Table 2. Type of H-bond, β-Bend, Thermodynamic Properties, and Population of 11 Local Minima for the Neutral Leu-EnK Calculated at the DSD-PBEP86-D3BJ/def2-TZVP//M06-2X/6-31+G(d) Level of Theory in the Gas Phase^a.

conf.	H-bond typeb	β-bendc	ΔEd	ΔHe	ΔGf	wg
n01	OH1 → 3, 4 → 2, OH5 → 1		0.00	0.00	0.00	63.6
n02	OH1 → 3, 4 → 2, 5 → 2, OH5 → 1	βII′34	2.48	2.55	1.18	8.6
n03	OH1 → 3, 4 → 2, OH5 → 1		1.95	2.07	1.23	7.9
n04	OH1 → 3, 4 → 2, OH5 → 1		2.06	2.09	1.25	7.7
n05	OH1 → 3, 4 → 2, OH5 → 1		2.79	3.03	1.83	2.9
n06	OH1 → 3, 4 → 2, OH5 → 1		1.86	1.97	1.85	2.8
n07	OH1 → 3, 4 → 2, OH5 → 1		0.47	0.70	2.19	1.6
n08	OH1 → 3, 4 → 2, OH5 → 1		3.74	3.93	2.25	1.4
n09	OH1 → 3, 4 → 2, OH5 → 1		4.20	3.95	2.44	1.0
n10	OH1 → 3, 4 → 2, OH5 → 1		1.47	1.80	2.74	0.6
n11	OH1 → 3, 4 → 2, OH5 → 1		2.96	3.02	2.90	0.5

^aTorsion angles (°) are listed in Table 1. Only 11 local minima with the relative Gibbs free energy (ΔG) < 3 kcal mol^–1 are listed.
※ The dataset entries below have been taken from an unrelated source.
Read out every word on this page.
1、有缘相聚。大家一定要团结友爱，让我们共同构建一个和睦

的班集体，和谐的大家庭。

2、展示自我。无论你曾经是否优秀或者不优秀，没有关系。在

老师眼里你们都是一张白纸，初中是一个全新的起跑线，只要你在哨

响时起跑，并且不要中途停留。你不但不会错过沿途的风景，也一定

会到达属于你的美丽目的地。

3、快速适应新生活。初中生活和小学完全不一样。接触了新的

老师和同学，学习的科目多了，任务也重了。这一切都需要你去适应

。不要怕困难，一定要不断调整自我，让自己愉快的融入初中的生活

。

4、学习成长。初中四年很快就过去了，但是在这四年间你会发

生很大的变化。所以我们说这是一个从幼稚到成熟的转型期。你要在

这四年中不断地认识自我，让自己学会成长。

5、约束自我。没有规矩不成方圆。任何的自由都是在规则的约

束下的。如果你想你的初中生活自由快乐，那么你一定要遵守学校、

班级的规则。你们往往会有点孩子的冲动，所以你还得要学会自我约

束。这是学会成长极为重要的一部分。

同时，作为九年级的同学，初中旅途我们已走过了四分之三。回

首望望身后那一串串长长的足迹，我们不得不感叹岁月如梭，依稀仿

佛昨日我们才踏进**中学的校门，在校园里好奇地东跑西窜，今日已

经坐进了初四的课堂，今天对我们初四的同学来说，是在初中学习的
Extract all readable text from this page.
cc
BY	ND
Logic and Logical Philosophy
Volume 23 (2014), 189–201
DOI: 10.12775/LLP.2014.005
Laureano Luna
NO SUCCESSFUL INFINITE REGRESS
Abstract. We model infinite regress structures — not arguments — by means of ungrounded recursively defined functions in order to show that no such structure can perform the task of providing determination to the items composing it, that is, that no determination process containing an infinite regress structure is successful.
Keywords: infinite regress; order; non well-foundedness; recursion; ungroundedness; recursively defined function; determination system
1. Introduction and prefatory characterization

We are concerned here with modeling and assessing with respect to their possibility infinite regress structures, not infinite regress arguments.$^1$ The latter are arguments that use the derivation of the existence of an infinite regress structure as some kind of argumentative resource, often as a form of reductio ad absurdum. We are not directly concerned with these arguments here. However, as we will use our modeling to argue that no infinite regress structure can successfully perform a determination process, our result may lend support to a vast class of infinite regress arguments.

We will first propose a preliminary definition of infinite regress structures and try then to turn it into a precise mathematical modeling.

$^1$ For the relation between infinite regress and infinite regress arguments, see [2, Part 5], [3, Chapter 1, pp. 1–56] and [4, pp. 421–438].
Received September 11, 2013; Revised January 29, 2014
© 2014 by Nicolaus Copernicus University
^bEach H-bond type n → m stands for the H-bond between the H donor (e.g., the amide H atom for backbone) of the residue n and the H acceptor (e.g., the carbonyl O atom for backbone) of the residue m. In addition, OH1 and OH5 represent the hydroxyl H atom of the side chain of the Tyr1 residue and the carboxylic H atom of the Leu5 residue, respectively. 5OH represents the O atom of the carboxylic OH group of the Leu5 residue.

^cβII′₃₄ stands for the type II′ β-bend at the Gly3–Phe4 sequence, which is stabilized by the 5 → 2 H-bond.

^dRelative electronic energies in kcal mol^–1.

^eRelative enthalpies in kcal mol^–1 at 25 °C.

^fRelative Gibbs free energies in kcal mol^–1 at 25 °C and 1 atm.

^gThe population of each conformer was calculated by its ΔG at 25 °C.